Quantification of αvβ6 Integrin Expression in Normal and Fibrotic Human Lung Tissue

The alpha-v beta-6 (αvβ6) integrin has been identified as playing a key role in the activation of transforming growth factor-β that is hypothesized to be pivotal in the development of idiopathic pulmonary fibrosis (IPF) (1). In this study a radiolabelled αvβ6 small molecule RGD-mimetic was used in a filtration binding assay to quantify the amount of αvβ6 integrin present in normal (non-fibrotic) and IPF human lung tissue.

Radioligand binding experiments were performed by filtration with [3H]compound 1 (patent WO2014154725 A1) and membrane fragments generated from normal and IPF human lung parenchyma (human biological samples were sourced ethically and their research use was in accord with the terms of the informed consents). Normal (non-fibrotic) human lungs (designated by medical history) from organ donors (transplant reject) were obtained from NDRI (PA, USA). Post-transplant lung tissue samples from IPF patients (disease state defined by medical history and post-transplant pathology) were obtained from Newcastle University (Tyne and Wear, UK). Human lung parenchyma tissue (between 2 and 15 g) obtained from 6 normal and 6 IPF donors was frozen as soon as possible following surgical removal from donors and stored at -80°C until plasma membrane preparations were generated as described in (2). Radioligand binding studies completed with human lung parenchyma membranes were in a total volume of 1.5 ml consisting of 50 µl/well of either 10μM vehicle (1 % DMSO) or A20FMDV2 (selective αvβ6 peptide described in (3)), 50 µl of [3H]compound 1 and 1.4 ml/well of membranes (μg/well dependent on the number of binding sites (Bmax) of individual preparations). All radioligand binding experiments were performed at 37ºC in 25 mM HEPES, 100 mM NaCl, 1 mM CHAPS and either 2 mM MgCl2 or MnCl2 at pH 7.4 (NaOH).

Table 1. Saturation binding parameters for [3H]compound 1 with the αvβ6 integrin in normal and IPF human lung parenchyma membranes.

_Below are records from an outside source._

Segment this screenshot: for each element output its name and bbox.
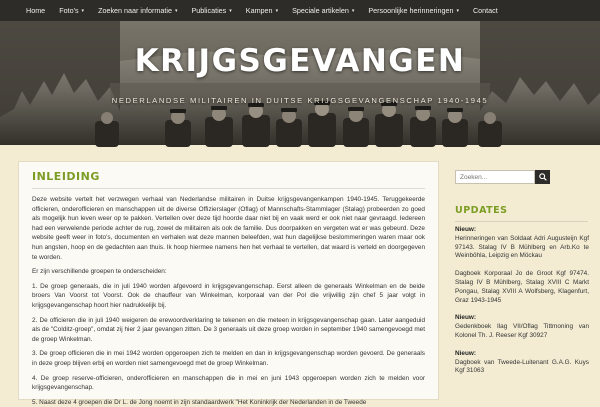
nav-item-label: Contact	[472, 6, 498, 15]
update-label: Nieuw:	[455, 226, 476, 233]
soldiers-group-photo	[0, 21, 600, 145]
nav-item-herinneringen[interactable]	[368, 6, 459, 15]
update-item[interactable]	[455, 226, 589, 261]
update-item[interactable]	[455, 350, 589, 376]
nav-item-fotos[interactable]	[59, 6, 84, 15]
chevron-down-icon: ▾	[81, 7, 85, 14]
main-nav	[0, 0, 600, 21]
nav-item-home[interactable]	[26, 6, 45, 15]
sidebar	[449, 161, 600, 400]
group-item: 1. De groep generaals, die in juli 1940 worden afgevoerd in krijgsgevangenschap. Eerst alleen de generaals Winkelman en de beide broers Van Voorst tot Voorst. Ook de chauffeur van Winkelman, korporaal van der Pol die vrijwillig zijn chef 5 jaar volgt in krijgsgevangenschap hoort hier nadrukkelijk bij.	[32, 282, 425, 309]
group-item: 4. De groep reserve-officieren, onderofficieren en manschappen die in mei en juni 1943 opgeroepen worden zich te melden voor krijgsgevangenschap.	[32, 374, 425, 392]
nav-item-label: Zoeken naar informatie	[98, 6, 172, 15]
search-button[interactable]	[535, 170, 550, 184]
nav-item-speciale-artikelen[interactable]	[292, 6, 354, 15]
group-item: 3. De groep officieren die in mei 1942 worden opgeroepen zich te melden en dan in krijgsgevangenschap worden gevoerd. De generaals in deze groep blijven erbij en worden niet samengevoegd met de groep Winkelman.	[32, 350, 425, 367]
groups-intro: Er zijn verschillende groepen te onderscheiden:	[32, 268, 167, 276]
intro-paragraph: Deze website vertelt het verzwegen verhaal van Nederlandse militairen in Duitse krijgsgevangenkampen 1940-1945. Teruggekeerde officieren, onderofficieren en manschappen uit de diverse Offizierslager (Oflag) of Mannschafts-Stammlager (Stalag) probeerden zo goed als mogelijk hun leven weer op te pakken. Vertellen over deze tijd hoorde daar niet bij en vaak werd er ook niet naar gevraagd. Iedereen had een verwelende periode achter de rug, zowel de militairen als ook de familie. Dus doorpakken en vergeten wat er was gebeurd. Deze website geeft weer in foto's, documenten en verhalen wat deze mannen beleefden, wat hun dagelijkse beslommeringen waren maar ook hun angsten, hoop en de gedachten aan thuis. Ik hoop hiermee namens hen het verhaal te vertellen, dat waard is verteld en doorgegeven te worden.	[32, 196, 425, 261]
update-text: Dagboek van Tweede-Luitenant G.A.G. Kuys Kgf 31063	[455, 358, 589, 375]
chevron-down-icon: ▾	[275, 7, 279, 14]
chevron-down-icon: ▾	[456, 7, 459, 14]
chevron-down-icon: ▾	[174, 7, 178, 14]
divider	[32, 188, 425, 189]
nav-item-label: Kampen	[245, 6, 273, 15]
nav-item-label: Foto's	[59, 6, 79, 15]
updates-heading: UPDATES	[455, 205, 508, 216]
group-item: 5. Naast deze 4 groepen die Dr L. de Jong noemt in zijn standaardwerk "Het Koninkrijk der Nederlanden in de Tweede	[32, 398, 367, 406]
chevron-down-icon: ▾	[229, 7, 232, 14]
nav-item-publicaties[interactable]	[192, 6, 232, 15]
nav-item-label: Home	[26, 6, 46, 15]
nav-item-label: Persoonlijke herinneringen	[368, 6, 454, 15]
update-label: Nieuw:	[455, 349, 476, 357]
nav-item-contact[interactable]	[473, 6, 498, 15]
site-title[interactable]: KRIJGSGEVANGEN	[134, 43, 466, 79]
update-text: Herinneringen van Soldaat Adri Augusteijn Kgf 97143. Stalag IV B Mühlberg en Arb.Ko te Weinböhla, Leipzig en Möckau	[455, 234, 589, 260]
nav-item-zoeken[interactable]	[98, 6, 177, 15]
update-item[interactable]	[455, 314, 589, 340]
group-item: 2. De officieren die in juli 1940 weigeren de erewoordverklaring te tekenen en die meteen in krijgsgevangenschap gaan. Later aangeduid als de "Colditz-groep", omdat zij hier 2 jaar gevangen zitten. De 3 generaals uit deze groep worden in september 1940 samengevoegd met de groep Winkelman.	[32, 316, 425, 343]
update-item[interactable]	[455, 270, 589, 305]
search-form	[455, 170, 600, 184]
main-content	[18, 161, 439, 406]
divider	[455, 221, 588, 222]
update-label: Nieuw:	[455, 314, 476, 322]
chevron-down-icon: ▾	[351, 7, 355, 14]
update-text: Dagboek Korporaal Jo de Groot Kgf 97474. Stalag IV B Mühlberg, Stalag XVIII C Markt Pongau, Stalag XVIII A Wolfsberg, Klagenfurt, Graz 1943-1945	[455, 270, 589, 304]
page-title: INLEIDING	[32, 170, 100, 183]
nav-item-kampen[interactable]	[246, 6, 278, 15]
search-input[interactable]	[455, 170, 535, 184]
nav-item-label: Publicaties	[191, 6, 227, 15]
search-icon	[539, 173, 547, 181]
site-subtitle: NEDERLANDSE MILITAIREN IN DUITSE KRIJGSGEVANGENSCHAP 1940-1945	[111, 96, 489, 105]
nav-item-label: Speciale artikelen	[292, 6, 349, 15]
update-text: Gedenkboek Ilag VII/Oflag Tittmoning van Kolonel Th. J. Reeser Kgf 30927	[455, 323, 589, 339]
hero-banner	[0, 21, 600, 145]
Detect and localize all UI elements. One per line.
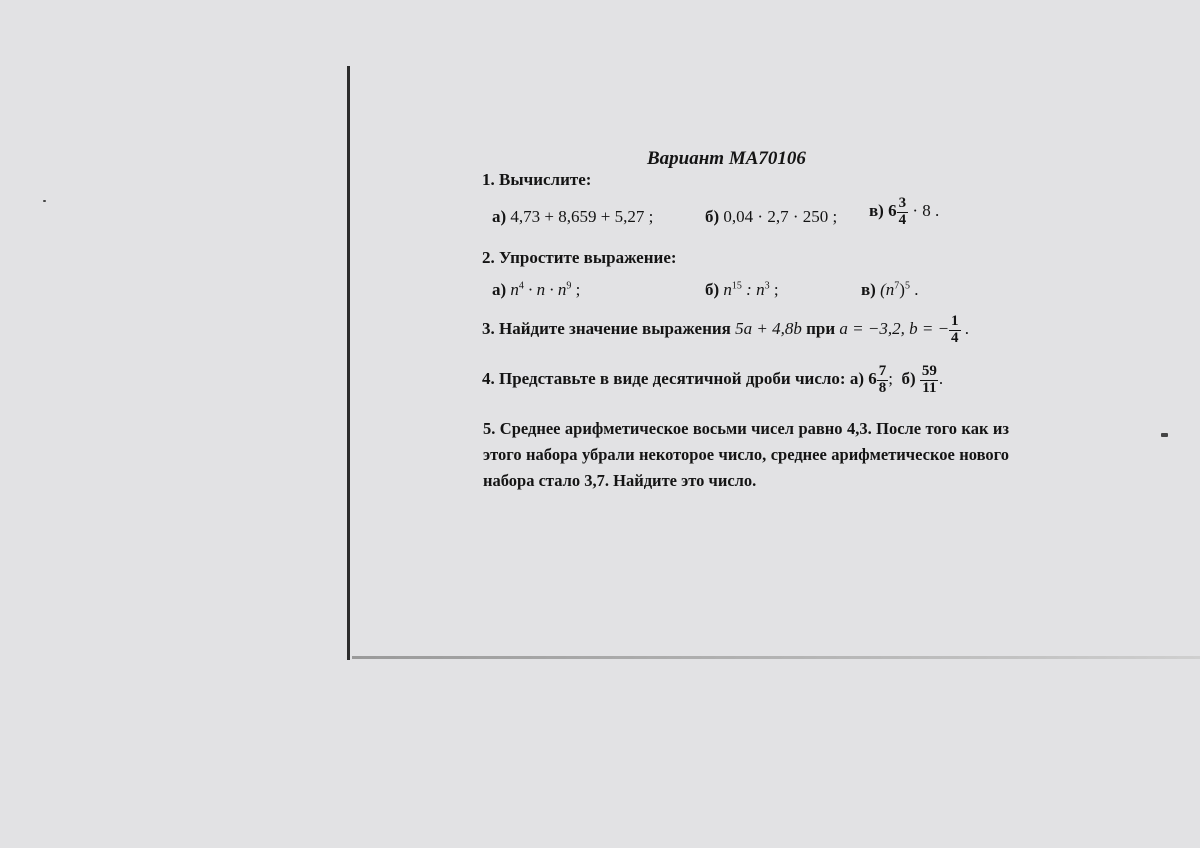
mixed-fraction: $\frac{7}{8}$ bbox=[878, 363, 887, 396]
task1-a: а) 4,73 + 8,659 + 5,27 ; bbox=[492, 207, 654, 226]
mixed-fraction: $\frac{3}{4}$ bbox=[898, 195, 907, 228]
fraction: $\frac{1}{4}$ bbox=[951, 313, 959, 346]
task2-c: в) $(n^7)^5$ . bbox=[861, 280, 919, 299]
task1-c: в) 6 $\frac{3}{4}$ · 8 . bbox=[869, 195, 940, 228]
task1-b: б) 0,04 · 2,7 · 250 ; bbox=[705, 207, 838, 226]
task2-b: б) $n^{15}$ : $n^3$ ; bbox=[705, 280, 779, 299]
task2-heading: 2. Упростите выражение: bbox=[482, 248, 677, 267]
task5: 5. Среднее арифметическое восьми чисел равно 4,3. После того как из этого набора убрали некоторое число, среднее арифметическое нового набора стало 3,7. Найдите это число. bbox=[483, 419, 1009, 490]
task1-heading: 1. Вычислите: bbox=[482, 170, 592, 189]
task2-a: а) $n^4 \cdot n \cdot n^9$ ; bbox=[492, 280, 581, 299]
task4: 4. Представьте в виде десятичной дроби число: а) 6 $\frac{7}{8}$ ; б) $\frac{59}{11}$ . bbox=[482, 363, 944, 396]
page-title: Вариант МА70106 bbox=[647, 148, 806, 169]
fraction: $\frac{59}{11}$ bbox=[921, 363, 937, 396]
task3: 3. Найдите значение выражения 5a + 4,8b при a = −3,2, b = − $\frac{1}{4}$ . bbox=[482, 313, 970, 346]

A significant increase in Bmax was observed in IPF membranes in the presence of Mn2+ compared with normal membranes in the presence of Mg2+ and Mn2+ and IPF membranes in the presence of Mg2+ (ANOVA, Bonferroni post-test p < 0.05) (Table 1). An average 2.9-fold increase was observed for αvβ6 between normal to IPF lungs (in the presence of Mn2+). A significant difference in pKD was observed in IPF membranes in the presence of Mn2+ compared with IPF membranes in the presence of Mg2+, normal membranes in the presence of 2 mM Mg2+ and 2 mM Mn2+ (ANOVA, Bonferroni post-test p < 0.05) (Table 1).

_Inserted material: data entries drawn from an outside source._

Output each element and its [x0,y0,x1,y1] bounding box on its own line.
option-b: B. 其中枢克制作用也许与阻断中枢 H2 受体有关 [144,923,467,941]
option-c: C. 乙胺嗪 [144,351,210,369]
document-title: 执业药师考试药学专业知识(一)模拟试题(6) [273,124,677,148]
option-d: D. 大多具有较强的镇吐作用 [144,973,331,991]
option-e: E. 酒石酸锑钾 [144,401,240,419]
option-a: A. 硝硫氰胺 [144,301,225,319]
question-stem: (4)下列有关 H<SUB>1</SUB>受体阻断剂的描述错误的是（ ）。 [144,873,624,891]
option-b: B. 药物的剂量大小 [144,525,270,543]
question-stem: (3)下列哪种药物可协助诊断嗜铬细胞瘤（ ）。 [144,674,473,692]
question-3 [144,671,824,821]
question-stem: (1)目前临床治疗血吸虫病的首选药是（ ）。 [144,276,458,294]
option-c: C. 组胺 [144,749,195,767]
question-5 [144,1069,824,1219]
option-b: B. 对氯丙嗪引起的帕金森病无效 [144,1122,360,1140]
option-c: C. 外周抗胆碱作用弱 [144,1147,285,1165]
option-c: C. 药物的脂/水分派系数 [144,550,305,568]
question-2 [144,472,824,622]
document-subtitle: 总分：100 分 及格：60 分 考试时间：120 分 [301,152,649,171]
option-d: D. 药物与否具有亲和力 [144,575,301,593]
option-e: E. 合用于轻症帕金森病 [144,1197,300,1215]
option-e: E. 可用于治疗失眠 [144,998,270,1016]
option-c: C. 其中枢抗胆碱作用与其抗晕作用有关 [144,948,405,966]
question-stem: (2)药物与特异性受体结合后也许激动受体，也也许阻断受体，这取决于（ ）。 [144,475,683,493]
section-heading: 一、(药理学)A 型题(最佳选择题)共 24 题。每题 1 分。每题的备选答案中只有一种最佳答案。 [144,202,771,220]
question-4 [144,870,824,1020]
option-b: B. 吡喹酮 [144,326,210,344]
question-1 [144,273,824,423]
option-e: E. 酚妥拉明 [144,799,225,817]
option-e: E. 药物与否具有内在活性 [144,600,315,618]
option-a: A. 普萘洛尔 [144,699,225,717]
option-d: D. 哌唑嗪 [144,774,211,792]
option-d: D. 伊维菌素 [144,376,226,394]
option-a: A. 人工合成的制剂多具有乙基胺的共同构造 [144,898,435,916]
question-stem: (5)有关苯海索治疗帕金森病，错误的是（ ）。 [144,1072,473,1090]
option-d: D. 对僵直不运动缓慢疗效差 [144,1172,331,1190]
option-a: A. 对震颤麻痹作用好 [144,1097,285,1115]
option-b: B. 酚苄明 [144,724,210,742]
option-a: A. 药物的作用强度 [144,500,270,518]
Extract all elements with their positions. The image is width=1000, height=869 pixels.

In conclusion, this data supports the literature findings that αvβ6 integrin expression is increased in IPF patients (3). In addition, there is evidence for a larger population of αvβ6 in IPF membranes that can be activated by Mn2+ suggesting the integrin has the potential to exist in a more activated state in IPF.

References

1. Goodwin and Jenkins (2009). Biochem Soc Trans 37: 849-854.

2. Slack (2014), Pharmacology and Pharmacy 5:30-36.

3. Hausner et al. (2009). Cancer Res 69: 5843-5850.

4. Horan et al. (2008). Am J Respir Crit Care Med 177:56–65.